On Election Day, Noe sent a team of Republican volunteers to the county warehouse where blank ballots were kept out in the open, "with no security measures in place." The state's assistant director of elections, who just happened to be observing the ballot distribution, demanded they leave. The GOP operatives refused and ultimately had to be turned away by police.

In April 2005, Noe and the entire Board of Elections were forced to resign. But once again, the damage was done. At a "Victory 2004" rally held in Toledo four days before the election, President Bush himself singled out a pair of "grass-roots" activists for special praise: "I want to thank my friends Bernadette Noe and Tom Noe for their leadership in Lucas County."

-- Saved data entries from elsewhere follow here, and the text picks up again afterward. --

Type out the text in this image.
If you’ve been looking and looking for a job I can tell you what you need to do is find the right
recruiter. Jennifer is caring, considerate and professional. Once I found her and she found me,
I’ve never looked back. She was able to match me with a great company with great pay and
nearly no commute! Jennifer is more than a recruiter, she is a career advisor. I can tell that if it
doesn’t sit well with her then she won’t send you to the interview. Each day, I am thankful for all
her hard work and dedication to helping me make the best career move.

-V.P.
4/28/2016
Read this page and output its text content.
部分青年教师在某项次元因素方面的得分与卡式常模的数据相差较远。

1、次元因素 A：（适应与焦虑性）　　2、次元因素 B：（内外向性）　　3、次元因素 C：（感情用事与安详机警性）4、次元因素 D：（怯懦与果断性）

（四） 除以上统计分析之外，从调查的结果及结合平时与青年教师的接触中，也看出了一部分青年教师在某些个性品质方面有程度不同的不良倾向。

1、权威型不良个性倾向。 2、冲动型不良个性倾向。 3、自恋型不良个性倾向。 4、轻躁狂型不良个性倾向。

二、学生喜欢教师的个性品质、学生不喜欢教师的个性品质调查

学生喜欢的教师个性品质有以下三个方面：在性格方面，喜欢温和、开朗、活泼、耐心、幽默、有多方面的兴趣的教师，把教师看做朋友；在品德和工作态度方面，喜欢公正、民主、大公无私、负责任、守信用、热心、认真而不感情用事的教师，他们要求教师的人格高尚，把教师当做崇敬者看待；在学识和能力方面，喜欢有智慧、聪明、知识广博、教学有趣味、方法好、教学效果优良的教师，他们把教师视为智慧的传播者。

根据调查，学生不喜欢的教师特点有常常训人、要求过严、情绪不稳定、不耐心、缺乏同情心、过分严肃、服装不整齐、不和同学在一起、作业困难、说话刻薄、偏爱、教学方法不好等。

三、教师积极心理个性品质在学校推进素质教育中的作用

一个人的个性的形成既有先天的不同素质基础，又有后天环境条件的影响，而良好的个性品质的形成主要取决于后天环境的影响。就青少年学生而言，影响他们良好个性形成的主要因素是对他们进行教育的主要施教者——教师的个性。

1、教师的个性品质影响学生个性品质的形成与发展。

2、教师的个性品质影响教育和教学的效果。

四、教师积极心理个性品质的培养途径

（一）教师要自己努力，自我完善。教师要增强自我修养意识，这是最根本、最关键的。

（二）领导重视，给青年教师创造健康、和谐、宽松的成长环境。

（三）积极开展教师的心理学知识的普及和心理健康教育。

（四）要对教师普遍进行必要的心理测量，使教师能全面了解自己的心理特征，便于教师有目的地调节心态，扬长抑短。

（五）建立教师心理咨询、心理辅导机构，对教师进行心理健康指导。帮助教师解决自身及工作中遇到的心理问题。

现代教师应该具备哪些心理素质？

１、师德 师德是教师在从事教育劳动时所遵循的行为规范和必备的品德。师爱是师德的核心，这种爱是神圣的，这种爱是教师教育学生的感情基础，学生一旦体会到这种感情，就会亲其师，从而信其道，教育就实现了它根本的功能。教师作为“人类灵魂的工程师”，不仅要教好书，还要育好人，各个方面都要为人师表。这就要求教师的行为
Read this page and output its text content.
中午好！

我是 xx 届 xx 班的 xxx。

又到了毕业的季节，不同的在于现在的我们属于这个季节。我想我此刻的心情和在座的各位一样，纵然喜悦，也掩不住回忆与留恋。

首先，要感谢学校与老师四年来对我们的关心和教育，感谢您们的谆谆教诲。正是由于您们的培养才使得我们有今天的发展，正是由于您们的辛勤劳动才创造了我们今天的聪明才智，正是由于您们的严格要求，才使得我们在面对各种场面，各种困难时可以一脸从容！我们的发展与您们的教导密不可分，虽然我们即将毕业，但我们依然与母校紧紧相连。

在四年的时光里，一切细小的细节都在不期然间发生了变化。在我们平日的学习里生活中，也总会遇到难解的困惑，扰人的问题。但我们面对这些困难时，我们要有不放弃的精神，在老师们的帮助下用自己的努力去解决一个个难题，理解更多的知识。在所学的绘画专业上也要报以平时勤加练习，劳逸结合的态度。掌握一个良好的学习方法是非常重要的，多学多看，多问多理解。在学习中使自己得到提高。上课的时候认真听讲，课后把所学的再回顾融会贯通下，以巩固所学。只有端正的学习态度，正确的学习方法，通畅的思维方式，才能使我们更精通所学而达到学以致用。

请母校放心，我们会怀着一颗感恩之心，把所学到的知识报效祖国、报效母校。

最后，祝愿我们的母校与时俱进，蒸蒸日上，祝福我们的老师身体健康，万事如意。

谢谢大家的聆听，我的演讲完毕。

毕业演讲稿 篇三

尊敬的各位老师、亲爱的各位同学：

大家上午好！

By midmorning, when it became clear that voters were dropping out of line rather than braving the wait, precincts appealed for the right to distribute paper ballots to speed the process. Blackwell denied the request, saying it was an invitation to fraud. A lawsuit ensued, and the handwritten affidavits submitted by voters and election officials offer a heart-rending snapshot of an electoral catastrophe in the offing:

From Columbus Precinct 44D:
"There are three voting machines at this precinct. I have been informed that in prior elections there were normally four voting machines. At 1:45 p.m. there are approximately eighty-five voters in line. At this time, the line to vote is approximately three hours long. This precinct is largely African-American. I have personally witnessed voters leaving the polling place without voting due to the length of the line."

From Precinct 40:
"I am serving as a presiding judge, a position I have held for some 15+ years in precinct 40. In all my years of service, the lines are by far the longest I have seen, with some waiting as long as four to five hours. I expect the situation to only worsen as the early evening heavy turnout approaches. I have requested additional machines since 6:40 a.m. and no assistance has been offered."

Precinct 65H:
"I observed a broken voting machine that was not in use for approximately two hours. The precinct judge was very diligent but could not get through to the BOE."

Precinct 18A:
"At 4 p.m. the average wait time is about 4.5 hours and continuing to increase?. Voters are continuing to leave without voting."